Database Foundations & Introduction
A database is an organized, logically cohesive repository of persistent, related data designed to model real-world systems. Unlike simple data files, a database is built with a specific purpose and represents a clear semantic domain.

Why do we need a DBMS? (The File System Problem)
To understand the architecture of modern relational systems, one must evaluate the limitations of legacy file-processing frameworks. In legacy setups, data resided in isolated physical files with specialized formats. This design made application programs highly dependent on the physical layout of the files, which created several structural and operational challenges:
1. Redundancy and Inconsistency: Because different departments within an organization maintain separate files, the same information is often duplicated across the storage system. When a customer's address changes, updating it in one file but not another leads to inconsistent records.
2. Data Isolation: Information is scattered across multiple files with different formats. This makes it difficult to write new applications or execute ad-hoc queries.
3. Integrity Problems: Enforcing data integrity is challenging because validation rules are hardcoded directly into application programs. If a business rule changes, developers must update every program that accesses the data.
4. Atomicity Failures: During system crashes, a multi-step update (such as a bank transfer) can fail midway, leaving the data partially modified and corrupt.
5. Concurrent Access & Security: File systems lack the mechanisms needed for concurrent access and granular security control. This can lead to lost updates when multiple users modify a file simultaneously, and it makes it difficult to restrict access to specific sensitive columns.

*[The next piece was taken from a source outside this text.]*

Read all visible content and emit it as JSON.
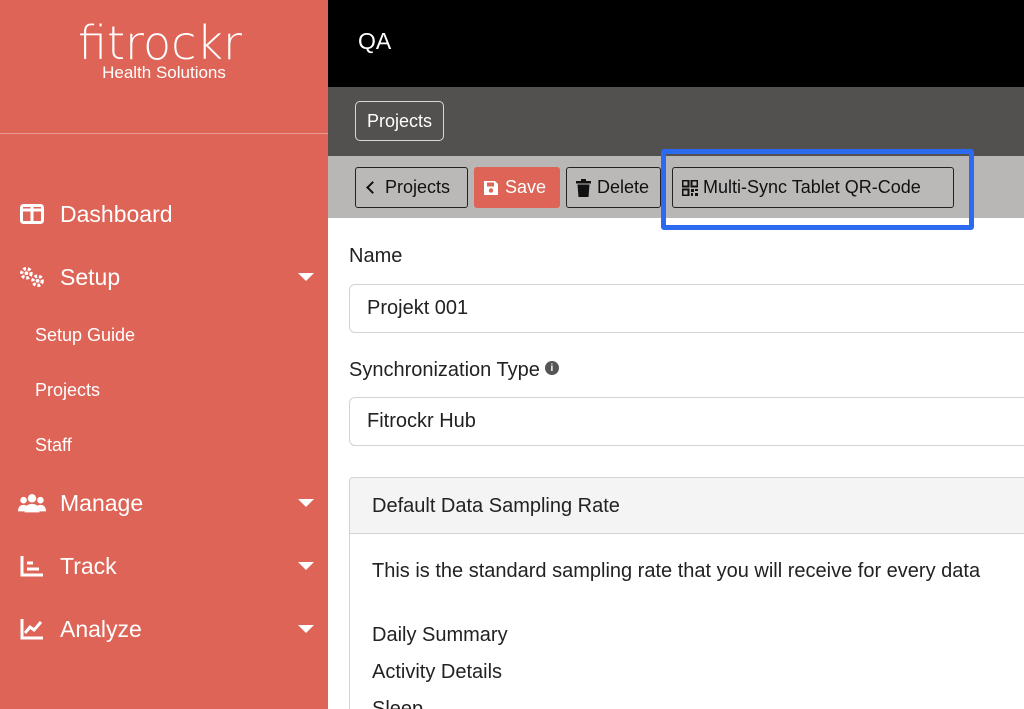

File-Processing System vs DBMS
Modern database management systems address these limitations by decoupling physical storage from logical access. Here is how they compare:
| Operational Dimension | File-Processing Limitations | DBMS Structural Solutions |
|---|---|---|
| Data Redundancy | High; identical data is duplicated across independent files. | Minimal; data is stored in a centralized, normalized schema. |
| Data Consistency | Low; independent updates lead to conflicting records. | High; single updates propagate to all logical views of the data. |
| Structural Dependency | High; changes to file layouts require rewriting applications. | Low; logical abstraction isolates programs from physical storage changes. |
| Data Access | Hard; requires writing custom code to parse individual files. | Easy; declarative query languages allow ad-hoc data retrieval. |
| Integrity Enforcement | Hardcoded; validation rules must be written into each program. | Declarative; rules are defined in the schema and enforced by the engine. |
| Atomicity & Recovery | Manual; program failures can leave data partially updated. | Automatic; transaction managers roll back incomplete updates. |
| Concurrency Control | Absent; simultaneous updates can overwrite/corrupt records. | Multi-user; locking and serialization protect shared data. |
| Security Controls | Coarse; access control is limited to OS file permissions. | Granular; permissions can be restricted down to columns and rows. |
Placement Takeaways
When interviewing for software engineering roles, interviewers often test your fundamental understanding of *why* databases exist before diving into SQL queries or normalization.
- Data Independence: The ability to modify a schema definition in one level without affecting a schema definition in the next higher level. It is divided into Logical and Physical Data Independence.
- ACID Properties: Atomicity, Consistency, Isolation, and Durability. This is arguably the most frequently asked theoretical DBMS question. You must know how a DBMS ensures these properties during transactions.
- Concurrency Control: How the DBMS handles multiple users reading and writing to the database at the exact same time without data corruption (Locks, Timestamps, etc.).